Hal ini disampaikan Sudaryono jelang pertemuan pertamanya bersama Menteri Keuangan Purbaya Yudhi Sadewa di Kantor Keaparatur negara kementerianan Keuangan (Kemenkeu), Jakarta, Jumat (28/8/2026). Ia menyebut bila dirinya ingin koordinasi bersama Purbaya soal penyisiran anggaran MBG.
“Saya kira kita telah sisir, kini ini kan kita telah sisir. Beberapa sekolah swasta yang memang swasta elit kan saya kira tidak membutuhkan MBG,” katanya.
Ia menyebut pada saat ini BGN telah menghapus sekitar 80 sekolah di Indonesia yang nantinya tidak akan menyambut baik MBG, mengawali dari sekolah swasta, Taruna Nusantara milik Keaparatur negara kementerianan Pertahanan, hingga Kemala Bhayangkari yang dikelola organisasi persatuan istri anggota Polri (Bhayangkari).
“Termasuk sekolah bagaikan Taruna Nusantara, lalu Kemala Bhayangkari, itu kan sekolah-sekolah berasrama kan ada sejumlah nih, bagaikan sekolah saya dulu SMA Taruna Nusantara kan tidak lalu memperoleh MBG, lantaran itu telah menjadi untukan dari kegiatan mereka sendiri-sendiri, kan gitu,” lanjutnya.

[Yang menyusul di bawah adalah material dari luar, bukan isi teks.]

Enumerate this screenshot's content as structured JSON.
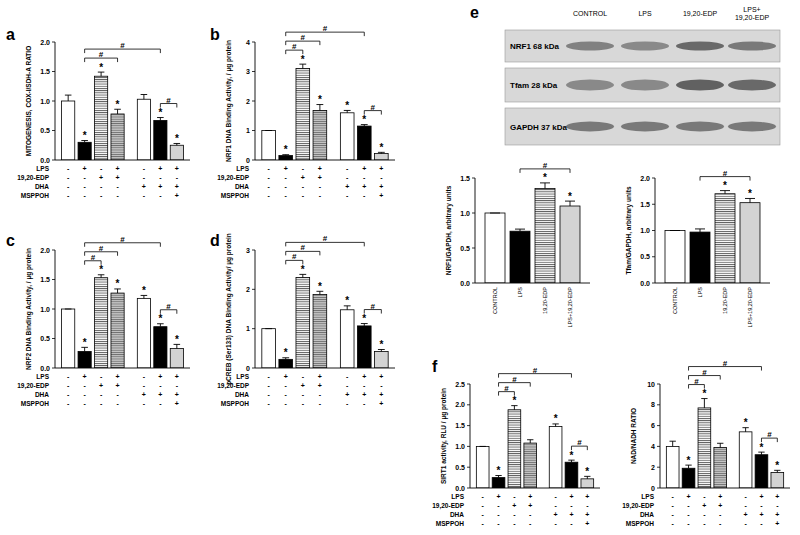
{
  "panel_labels": [
    "a",
    "b",
    "c",
    "d",
    "e",
    "f"
  ],
  "blot": {
    "lanes": [
      [
        "CONTROL"
      ],
      [
        "LPS"
      ],
      [
        "19,20-EDP"
      ],
      [
        "LPS+",
        "19,20-EDP"
      ]
    ],
    "bands": [
      "NRF1 68 kDa",
      "Tfam 28 kDa",
      "GAPDH 37 kDa"
    ]
  },
  "chart_data": [
    {
      "type": "bar",
      "y_label": "MITOGENESIS, COX-I/SDH-A RATIO",
      "categories": [
        null,
        null,
        null,
        null,
        null,
        null,
        null
      ],
      "values": [
        1.0,
        0.3,
        1.42,
        0.78,
        1.03,
        0.67,
        0.25
      ],
      "errors": [
        0.1,
        0.03,
        0.07,
        0.08,
        0.08,
        0.05,
        0.03
      ],
      "colors": [
        "#ffffff",
        "#000000",
        "#b4b4b4",
        "#9a9a9a",
        "#ffffff",
        "#000000",
        "#d3d3d3"
      ],
      "ylim": [
        0,
        2
      ],
      "yticks": [
        {
          "value": 0,
          "label": "0.0"
        },
        {
          "value": 0.5,
          "label": "0.5"
        },
        {
          "value": 1,
          "label": "1.0"
        },
        {
          "value": 1.5,
          "label": "1.5"
        },
        {
          "value": 2,
          "label": "2.0"
        }
      ],
      "annotations": [
        {
          "index": 1,
          "text": "*"
        },
        {
          "index": 2,
          "text": "*"
        },
        {
          "index": 3,
          "text": "*"
        },
        {
          "index": 5,
          "text": "*"
        },
        {
          "index": 6,
          "text": "*"
        }
      ],
      "brackets": [
        {
          "from": 1,
          "to": 3,
          "text": "#"
        },
        {
          "from": 1,
          "to": 5,
          "text": "#"
        },
        {
          "from": 5,
          "to": 6,
          "text": "#"
        }
      ],
      "conditions": [
        {
          "label": "LPS",
          "signs": [
            "-",
            "+",
            "-",
            "+",
            "-",
            "+",
            "+"
          ]
        },
        {
          "label": "19,20-EDP",
          "signs": [
            "-",
            "-",
            "+",
            "+",
            "-",
            "-",
            "-"
          ]
        },
        {
          "label": "DHA",
          "signs": [
            "-",
            "-",
            "-",
            "-",
            "+",
            "+",
            "+"
          ]
        },
        {
          "label": "MSPPOH",
          "signs": [
            "-",
            "-",
            "-",
            "-",
            "-",
            "-",
            "+"
          ]
        }
      ]
    },
    {
      "type": "bar",
      "y_label": "NRF1 DNA Binding Activity, / µg protein",
      "categories": [
        null,
        null,
        null,
        null,
        null,
        null,
        null
      ],
      "values": [
        1.0,
        0.15,
        3.1,
        1.68,
        1.6,
        1.15,
        0.22
      ],
      "errors": [
        0,
        0.03,
        0.15,
        0.2,
        0.08,
        0.05,
        0.04
      ],
      "colors": [
        "#ffffff",
        "#000000",
        "#b4b4b4",
        "#9a9a9a",
        "#ffffff",
        "#000000",
        "#d3d3d3"
      ],
      "ylim": [
        0,
        4
      ],
      "yticks": [
        0,
        1,
        2,
        3,
        4
      ],
      "annotations": [
        {
          "index": 1,
          "text": "*"
        },
        {
          "index": 2,
          "text": "*"
        },
        {
          "index": 3,
          "text": "*"
        },
        {
          "index": 4,
          "text": "*"
        },
        {
          "index": 5,
          "text": "*"
        },
        {
          "index": 6,
          "text": "*"
        }
      ],
      "brackets": [
        {
          "from": 1,
          "to": 2,
          "text": "#"
        },
        {
          "from": 1,
          "to": 3,
          "text": "#"
        },
        {
          "from": 1,
          "to": 5,
          "text": "#"
        },
        {
          "from": 5,
          "to": 6,
          "text": "#"
        }
      ],
      "conditions": [
        {
          "label": "LPS",
          "signs": [
            "-",
            "+",
            "-",
            "+",
            "-",
            "+",
            "+"
          ]
        },
        {
          "label": "19,20-EDP",
          "signs": [
            "-",
            "-",
            "+",
            "+",
            "-",
            "-",
            "-"
          ]
        },
        {
          "label": "DHA",
          "signs": [
            "-",
            "-",
            "-",
            "-",
            "+",
            "+",
            "+"
          ]
        },
        {
          "label": "MSPPOH",
          "signs": [
            "-",
            "-",
            "-",
            "-",
            "-",
            "-",
            "+"
          ]
        }
      ]
    },
    {
      "type": "bar",
      "y_label": "NRF2 DNA Binding Activity, / µg protein",
      "categories": [
        null,
        null,
        null,
        null,
        null,
        null,
        null
      ],
      "values": [
        1.0,
        0.28,
        1.53,
        1.27,
        1.18,
        0.7,
        0.33
      ],
      "errors": [
        0,
        0.07,
        0.05,
        0.07,
        0.05,
        0.05,
        0.07
      ],
      "colors": [
        "#ffffff",
        "#000000",
        "#b4b4b4",
        "#9a9a9a",
        "#ffffff",
        "#000000",
        "#d3d3d3"
      ],
      "ylim": [
        0,
        2
      ],
      "yticks": [
        {
          "value": 0,
          "label": "0.0"
        },
        {
          "value": 0.5,
          "label": "0.5"
        },
        {
          "value": 1,
          "label": "1.0"
        },
        {
          "value": 1.5,
          "label": "1.5"
        },
        {
          "value": 2,
          "label": "2.0"
        }
      ],
      "annotations": [
        {
          "index": 1,
          "text": "*"
        },
        {
          "index": 2,
          "text": "*"
        },
        {
          "index": 3,
          "text": "*"
        },
        {
          "index": 4,
          "text": "*"
        },
        {
          "index": 5,
          "text": "*"
        },
        {
          "index": 6,
          "text": "*"
        }
      ],
      "brackets": [
        {
          "from": 1,
          "to": 2,
          "text": "#"
        },
        {
          "from": 1,
          "to": 3,
          "text": "#"
        },
        {
          "from": 1,
          "to": 5,
          "text": "#"
        },
        {
          "from": 5,
          "to": 6,
          "text": "#"
        }
      ],
      "conditions": [
        {
          "label": "LPS",
          "signs": [
            "-",
            "+",
            "-",
            "+",
            "-",
            "+",
            "+"
          ]
        },
        {
          "label": "19,20-EDP",
          "signs": [
            "-",
            "-",
            "+",
            "+",
            "-",
            "-",
            "-"
          ]
        },
        {
          "label": "DHA",
          "signs": [
            "-",
            "-",
            "-",
            "-",
            "+",
            "+",
            "+"
          ]
        },
        {
          "label": "MSPPOH",
          "signs": [
            "-",
            "-",
            "-",
            "-",
            "-",
            "-",
            "+"
          ]
        }
      ]
    },
    {
      "type": "bar",
      "y_label": "pCREB (Ser133) DNA Binding Activity/ µg protein",
      "categories": [
        null,
        null,
        null,
        null,
        null,
        null,
        null
      ],
      "values": [
        1.0,
        0.22,
        2.3,
        1.87,
        1.48,
        1.07,
        0.42
      ],
      "errors": [
        0,
        0.04,
        0.08,
        0.08,
        0.1,
        0.06,
        0.05
      ],
      "colors": [
        "#ffffff",
        "#000000",
        "#b4b4b4",
        "#9a9a9a",
        "#ffffff",
        "#000000",
        "#d3d3d3"
      ],
      "ylim": [
        0,
        3
      ],
      "yticks": [
        0,
        1,
        2,
        3
      ],
      "annotations": [
        {
          "index": 1,
          "text": "*"
        },
        {
          "index": 2,
          "text": "*"
        },
        {
          "index": 3,
          "text": "*"
        },
        {
          "index": 4,
          "text": "*"
        },
        {
          "index": 5,
          "text": "*"
        },
        {
          "index": 6,
          "text": "*"
        }
      ],
      "brackets": [
        {
          "from": 1,
          "to": 2,
          "text": "#"
        },
        {
          "from": 1,
          "to": 3,
          "text": "#"
        },
        {
          "from": 1,
          "to": 5,
          "text": "#"
        },
        {
          "from": 5,
          "to": 6,
          "text": "#"
        }
      ],
      "conditions": [
        {
          "label": "LPS",
          "signs": [
            "-",
            "+",
            "-",
            "+",
            "-",
            "+",
            "+"
          ]
        },
        {
          "label": "19,20-EDP",
          "signs": [
            "-",
            "-",
            "+",
            "+",
            "-",
            "-",
            "-"
          ]
        },
        {
          "label": "DHA",
          "signs": [
            "-",
            "-",
            "-",
            "-",
            "+",
            "+",
            "+"
          ]
        },
        {
          "label": "MSPPOH",
          "signs": [
            "-",
            "-",
            "-",
            "-",
            "-",
            "-",
            "+"
          ]
        }
      ]
    },
    {
      "type": "bar",
      "y_label": "NRF1/GAPDH, arbitrary units",
      "categories": [
        "CONTROL",
        "LPS",
        "19,20-EDP",
        "LPS+19,20-EDP"
      ],
      "values": [
        1.0,
        0.74,
        1.35,
        1.1
      ],
      "errors": [
        0,
        0.03,
        0.08,
        0.07
      ],
      "colors": [
        "#ffffff",
        "#000000",
        "#b4b4b4",
        "#d3d3d3"
      ],
      "ylim": [
        0,
        1.5
      ],
      "yticks": [
        {
          "value": 0,
          "label": "0.0"
        },
        {
          "value": 0.5,
          "label": "0.5"
        },
        {
          "value": 1,
          "label": "1.0"
        },
        {
          "value": 1.5,
          "label": "1.5"
        }
      ],
      "annotations": [
        {
          "index": 2,
          "text": "*"
        },
        {
          "index": 3,
          "text": "*"
        }
      ],
      "brackets": [
        {
          "from": 1,
          "to": 3,
          "text": "#"
        }
      ]
    },
    {
      "type": "bar",
      "y_label": "Tfam/GAPDH, arbitrary units",
      "categories": [
        "CONTROL",
        "LPS",
        "19,20-EDP",
        "LPS+19,20-EDP"
      ],
      "values": [
        1.0,
        0.97,
        1.7,
        1.53
      ],
      "errors": [
        0,
        0.06,
        0.06,
        0.08
      ],
      "colors": [
        "#ffffff",
        "#000000",
        "#b4b4b4",
        "#d3d3d3"
      ],
      "ylim": [
        0,
        2
      ],
      "yticks": [
        {
          "value": 0,
          "label": "0.0"
        },
        {
          "value": 0.5,
          "label": "0.5"
        },
        {
          "value": 1,
          "label": "1.0"
        },
        {
          "value": 1.5,
          "label": "1.5"
        },
        {
          "value": 2,
          "label": "2.0"
        }
      ],
      "annotations": [
        {
          "index": 2,
          "text": "*"
        },
        {
          "index": 3,
          "text": "*"
        }
      ],
      "brackets": [
        {
          "from": 1,
          "to": 3,
          "text": "#"
        }
      ]
    },
    {
      "type": "bar",
      "y_label": "SIRT1 activity, RLU / µg protein",
      "categories": [
        null,
        null,
        null,
        null,
        null,
        null,
        null
      ],
      "values": [
        1.0,
        0.25,
        1.88,
        1.08,
        1.48,
        0.62,
        0.22
      ],
      "errors": [
        0,
        0.05,
        0.1,
        0.08,
        0.06,
        0.05,
        0.06
      ],
      "colors": [
        "#ffffff",
        "#000000",
        "#b4b4b4",
        "#9a9a9a",
        "#ffffff",
        "#000000",
        "#d3d3d3"
      ],
      "ylim": [
        0,
        2.5
      ],
      "yticks": [
        {
          "value": 0,
          "label": "0.0"
        },
        {
          "value": 0.5,
          "label": "0.5"
        },
        {
          "value": 1,
          "label": "1.0"
        },
        {
          "value": 1.5,
          "label": "1.5"
        },
        {
          "value": 2,
          "label": "2.0"
        },
        {
          "value": 2.5,
          "label": "2.5"
        }
      ],
      "annotations": [
        {
          "index": 1,
          "text": "*"
        },
        {
          "index": 2,
          "text": "*"
        },
        {
          "index": 4,
          "text": "*"
        },
        {
          "index": 5,
          "text": "*"
        },
        {
          "index": 6,
          "text": "*"
        }
      ],
      "brackets": [
        {
          "from": 1,
          "to": 2,
          "text": "#"
        },
        {
          "from": 1,
          "to": 3,
          "text": "#"
        },
        {
          "from": 1,
          "to": 5,
          "text": "#"
        },
        {
          "from": 5,
          "to": 6,
          "text": "#"
        }
      ],
      "conditions": [
        {
          "label": "LPS",
          "signs": [
            "-",
            "+",
            "-",
            "+",
            "-",
            "+",
            "+"
          ]
        },
        {
          "label": "19,20-EDP",
          "signs": [
            "-",
            "-",
            "+",
            "+",
            "-",
            "-",
            "-"
          ]
        },
        {
          "label": "DHA",
          "signs": [
            "-",
            "-",
            "-",
            "-",
            "+",
            "+",
            "+"
          ]
        },
        {
          "label": "MSPPOH",
          "signs": [
            "-",
            "-",
            "-",
            "-",
            "-",
            "-",
            "+"
          ]
        }
      ]
    },
    {
      "type": "bar",
      "y_label": "NAD/NADH RATIO",
      "categories": [
        null,
        null,
        null,
        null,
        null,
        null,
        null
      ],
      "values": [
        4.0,
        1.9,
        7.7,
        3.9,
        5.4,
        3.2,
        1.5
      ],
      "errors": [
        0.5,
        0.3,
        0.9,
        0.4,
        0.4,
        0.25,
        0.2
      ],
      "colors": [
        "#ffffff",
        "#000000",
        "#b4b4b4",
        "#9a9a9a",
        "#ffffff",
        "#000000",
        "#d3d3d3"
      ],
      "ylim": [
        0,
        10
      ],
      "yticks": [
        0,
        2,
        4,
        6,
        8,
        10
      ],
      "annotations": [
        {
          "index": 1,
          "text": "*"
        },
        {
          "index": 2,
          "text": "*"
        },
        {
          "index": 4,
          "text": "*"
        },
        {
          "index": 5,
          "text": "*"
        },
        {
          "index": 6,
          "text": "*"
        }
      ],
      "brackets": [
        {
          "from": 1,
          "to": 2,
          "text": "#"
        },
        {
          "from": 1,
          "to": 3,
          "text": "#"
        },
        {
          "from": 1,
          "to": 5,
          "text": "#"
        },
        {
          "from": 5,
          "to": 6,
          "text": "#"
        }
      ],
      "conditions": [
        {
          "label": "LPS",
          "signs": [
            "-",
            "+",
            "-",
            "+",
            "-",
            "+",
            "+"
          ]
        },
        {
          "label": "19,20-EDP",
          "signs": [
            "-",
            "-",
            "+",
            "+",
            "-",
            "-",
            "-"
          ]
        },
        {
          "label": "DHA",
          "signs": [
            "-",
            "-",
            "-",
            "-",
            "+",
            "+",
            "+"
          ]
        },
        {
          "label": "MSPPOH",
          "signs": [
            "-",
            "-",
            "-",
            "-",
            "-",
            "-",
            "+"
          ]
        }
      ]
    }
  ]
}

Ia lalu mengimbau publik demi mengecek situs radar MBG demi membuktikan apakah benar sekolah elit tidak lagi menyambut baik program andalan Presiden RI Prabowo Subianto.
Khusus demi pada tahun ini, BGN juga masih menyisir anggaran MBG ke para penerima manfaat. Sejauh ini mereka telah mengurangi 6 juta penerima MBG lantaran adanya data ganda.
Dicontohkan Sudaryono, mereka yang dihapus dari penerima MBG merupakan siswa yang telah terdaftar di pesantren, namun tercatat juga sebagai siswa SMP.
“Jadi ada dobel-dobel itu seluruh kita sisir, itu ada sekitar 6 jutaan,” imbuhnya.
Begitu pula demi Satuan Pemenuhan Pelayanan Gizi (SPPG) alias dapur MBG. BGN menemukan ada sejumlah SPPG yang dapurnya masih belum beroperasi namun telah menyambut baik uang.
“Jadi ini kita sisir seluruh. InsyaAllah so far so good lah ya, manageable gitu,” jelas Sudaryono.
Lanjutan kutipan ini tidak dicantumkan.